Shares of camera maker, GoPro Inc. ended in the red zone on Monday session as it fell sharply to its all-time record low after the investment banking firm, Goldman Sachs Inc, downgraded its hares for the second time on concerns over the company’s struggle to compete in a tighter market.
GoPro shares gave up as much as 10% to close at $7.95, its lowest intraday price in two years, when the firm introduced its shares in the stock market at $24 last June 2014 after banking firm Goldman gave the camera maker a second major downgrade from neutral to sell.
According to Simona Jankowski, an analyst at the bank, they expect GoPro to continue to struggle fundamentally. In a note to their clients she cited that “GoPro’s main challenge is that its core action market is largely saturated, as it has not attracted a significantly broader and more mainstream audience."

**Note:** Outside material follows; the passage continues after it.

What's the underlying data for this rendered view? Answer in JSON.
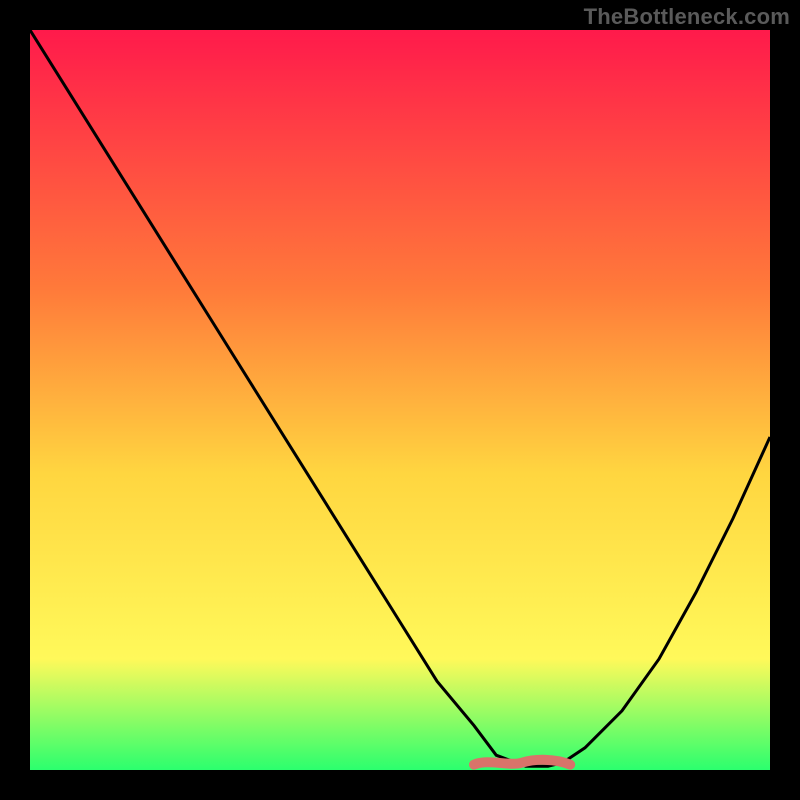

The challenge rooted mainly from its disappointing entry in the drone market and the controversies plagued to its product launch in the holiday season.
Goldman Sachs lowered the stock price target for GoPro share from $9.50 to a low of $6.
Citigroup Global Markets Inc. was the first to downgrade the shares of GoPro when it initiated the coverage of the stock with sell recommendation at $8price target, with Citi analyst Stanley Kovler describing the firm as the “best house in a deteriorating neighborhood.”